Die Aufladung der amerikanischen Marke Nike wird auch nicht dem Gevatter Zufall überlassen. Generalstabsmäßig wird bei dem Sportartikelhersteller alles geplant. Ein Blick auf den Nike Campus fördert dann auch solche Bereiche wie den Run-way Biomechanics, die Motion Capture Lab oder  Physiology-Environmental Chambers hervor. Im letztgenannten Sektor liest sich das bei der Stippvisite dann auf lesmads so:

,,Hier werden in zwei verschiedenen Räumen einmal an Athleten oder am Roboter „Hal“ die Ausmaße von Temperaturunterschieden beim Work-Out analysiert. Bei unserer Führung wurde zum Beispiel der eine Raum, in dem eine Frau trainierte, auf Temperatur von Rio de Janeiro hochgestuft. Aber nicht nur das: Auch Luftfeuchtigkeit und Luftdruck können exakt eingestellt und somit die Wetterbedingungen eines beliebigen Ortes auf der Welt – egal ob heiß oder kalt – nachempfunden werden.“

Doch es gibt auch immer wieder die kritischen Stimmen. Stichwort Arbeitsbedingungen. Entlohnung. Erinnert sei an den Film aus dem Jahr 1997 von Michael Moore Der große Macher (im Originaltitel: The Big One). Hier der sehr nachdenklich stimmende Wikipedia Eintrag und hier die Sequenz mit dem Interview von  Filmemacher Michael Moore mit dem damaligen Nike-Vorstandsvorsitzenden Phil Knight auf youtube. (8 Minuten und 23 Sekunden).

Entlohnung ist selbstverständlich auch bei Adidas immer wieder ein Thema. Die Arbeitskosten sind auch in Ländern wie China nicht in Stein gemeißelt. Am 20. November 2011 bemerkte Adidas-Chef Herbert Hainer im Interview auf Welt Online dazu an:

,,Die Preise beschäftigen uns natürlich. Sie sind im Vergleich zur Situation vor zwei Jahren immer noch hoch. Allerdings gibt es inzwischen auch positive Signale. Etwa bei den Baumwollpreisen. Die waren innerhalb von zwölf Monaten um 200 Prozent gestiegen, dann fielen sie wieder um die Hälfte. Gummi- oder Polyesterpreise stagnieren oder gehen leicht zurück.

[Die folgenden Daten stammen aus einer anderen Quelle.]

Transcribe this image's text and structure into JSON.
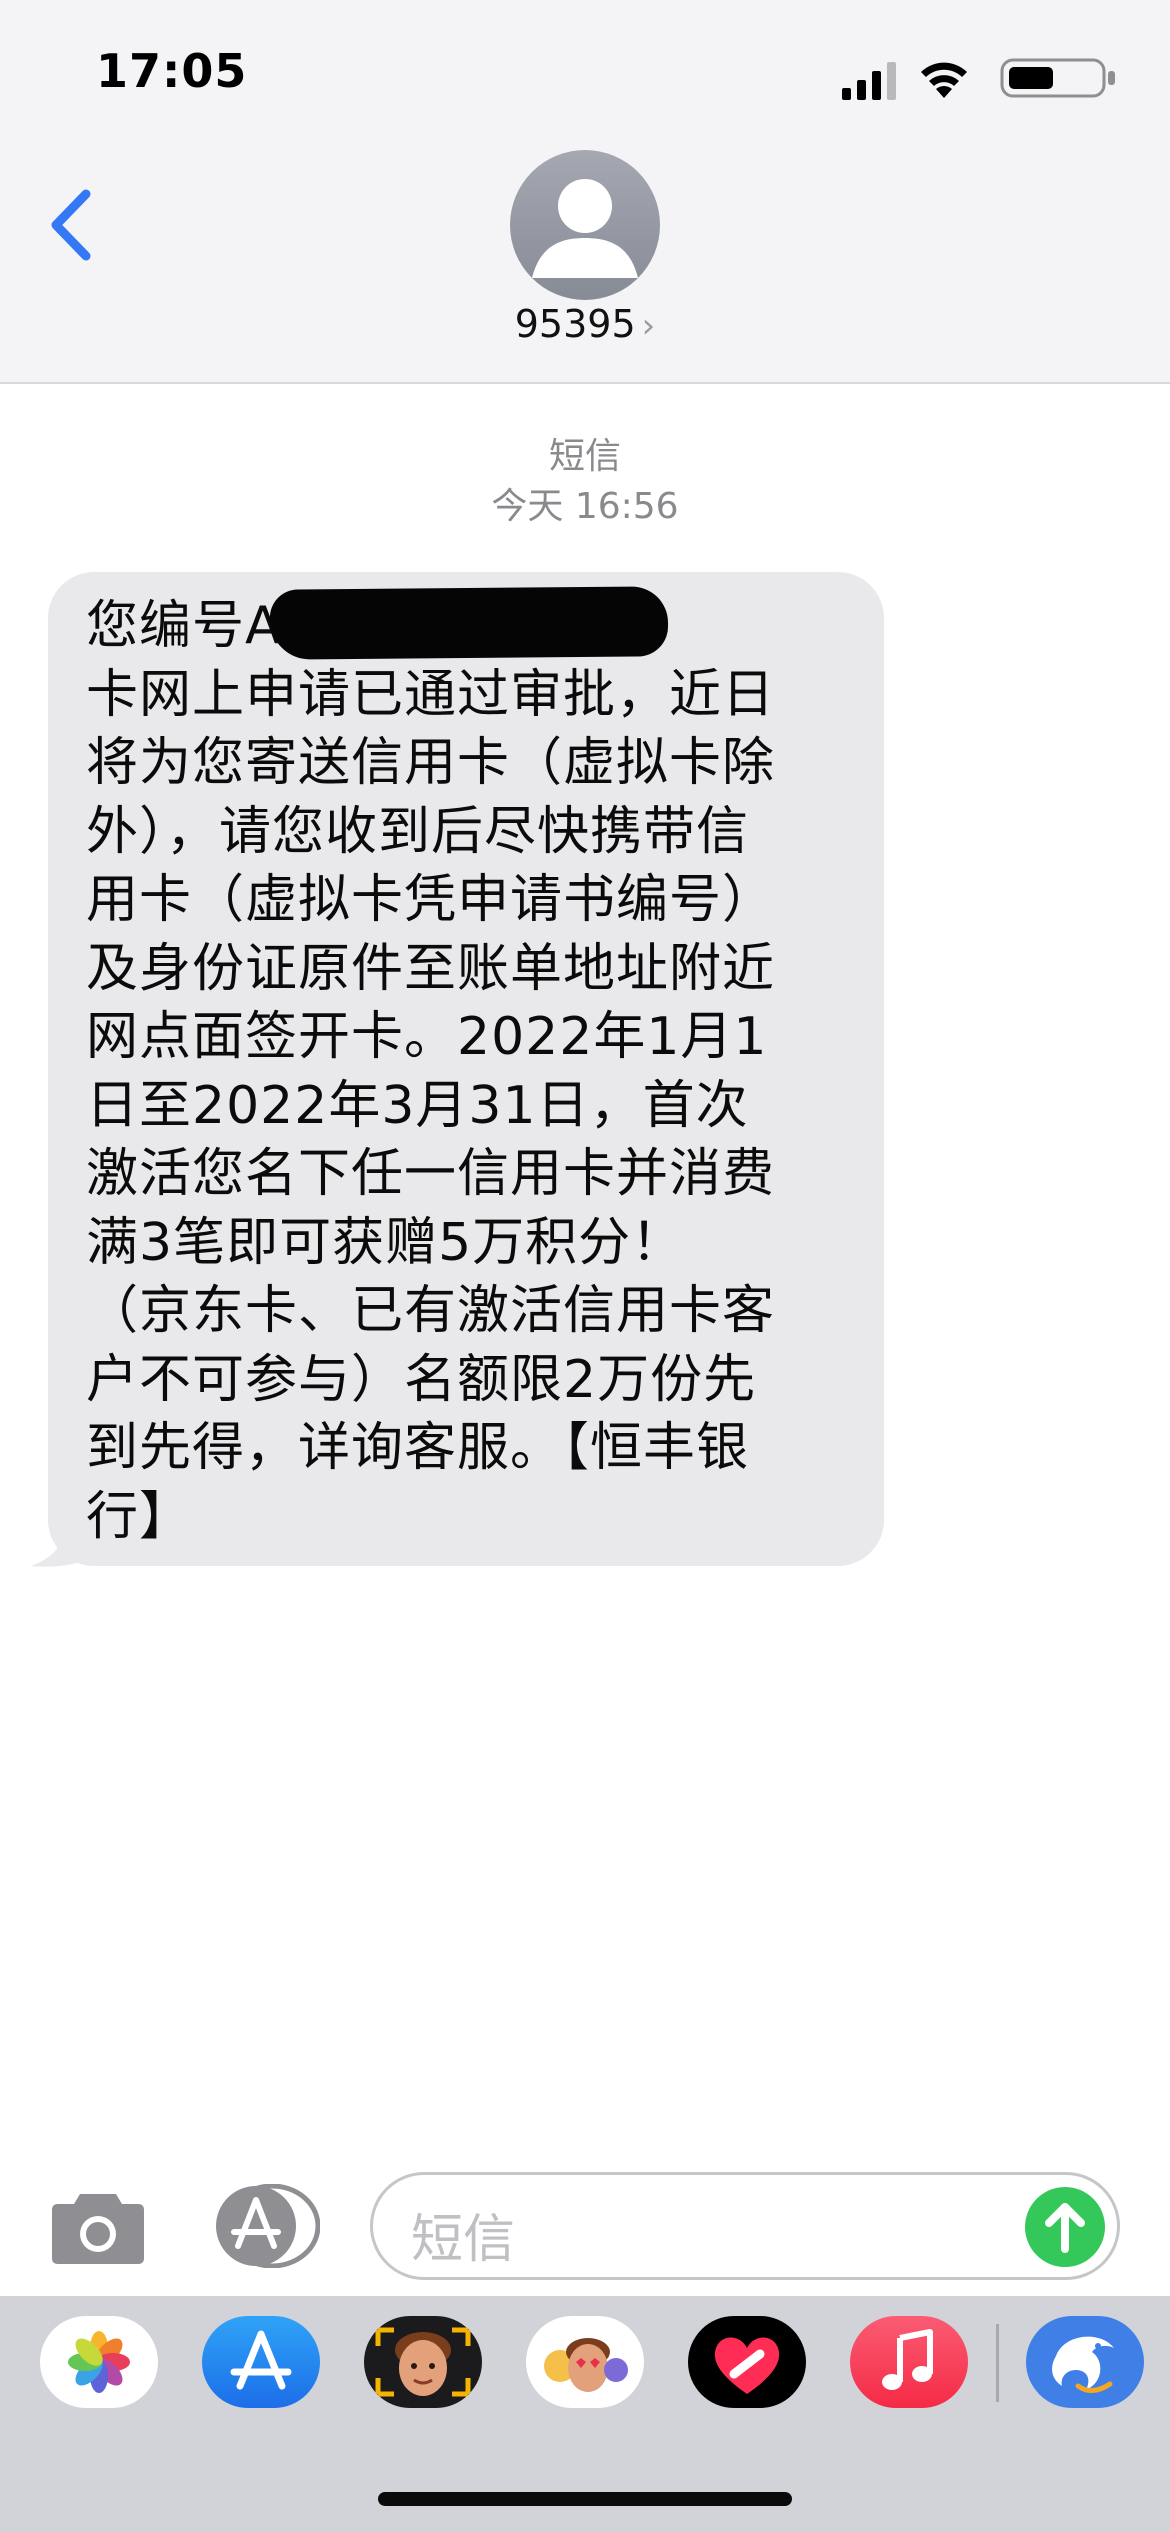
{
  "status_bar": {
    "time": "17:05"
  },
  "header": {
    "contact_name": "95395",
    "chevron": "›"
  },
  "conversation": {
    "service_label": "短信",
    "timestamp": "今天 16:56",
    "message": "您编号A           的信用\n卡网上申请已通过审批，近日\n将为您寄送信用卡（虚拟卡除\n外），请您收到后尽快携带信\n用卡（虚拟卡凭申请书编号）\n及身份证原件至账单地址附近\n网点面签开卡。2022年1月1\n日至2022年3月31日，首次\n激活您名下任一信用卡并消费\n满3笔即可获赠5万积分！\n（京东卡、已有激活信用卡客\n户不可参与）名额限2万份先\n到先得，详询客服。【恒丰银\n行】"
  },
  "compose": {
    "placeholder": "短信"
  },
  "colors": {
    "accent": "#3478f6",
    "send": "#34c759",
    "bubble": "#e9e9eb",
    "header_bg": "#f4f4f6"
  },
  "app_drawer": {
    "apps": [
      "photos-icon",
      "app-store-icon",
      "memoji-icon",
      "animoji-icon",
      "digital-touch-icon",
      "music-icon",
      "ctrip-icon"
    ]
  }
}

Allerdings bemerken wir den starken Anstieg der Arbeitskosten in China. Die Regierung verordnet Lohnsteigerungen um 15 bis 25 Prozent – und es ist noch keine Entspannung zu sehen.”

Übrigens bei dem anstehenden Fußball-Jahreshöhepunkt im Land des Rekordweltmeisters sieht es bei der Ausstattung der Teams für die WM Brasilien 2014 in der Reihenfolge so aus: Nike (10), Puma (8), Adidas (8). Die Aufladung der Aura geht weiter.

Nike Campus

Über Nike gäbe es viel zu erzählen. Alleine die historische Filmsequenz mit Michael Moore und dem Nike-Vorstandsvorsitzenden Phil Knight im Dokumentarstreifen Der große Macher. Da sieht Knight nicht wirklich gut aus bei seiner Argumentation. Bruder Wikipedia hält dies unter dem Abschnitt Kritik wasserdicht fest. Nike wirkt in diesen Momenten nicht wirklich cool oder ein positives Image erzeugend. Doch den Moore Film und den Dialog mit dem Nike Macher nehme ich mir explizit ein andermal vor. In aller gebotenen Ausführlichkeit.

Doch es gibt da auch die Bilder einer Imageschmiede. Lifestyle. Immer den richtigen Trend setzend. Coole Arbeitsbedingungen. Kreativität im Überfluss. Entspannung für die Nike Mitarbeiter. So wirken auf den ersten Blick die Fotos und der Text über den Nike Campus auf lesmads.de. Schöne Arbeitswelt. Oder?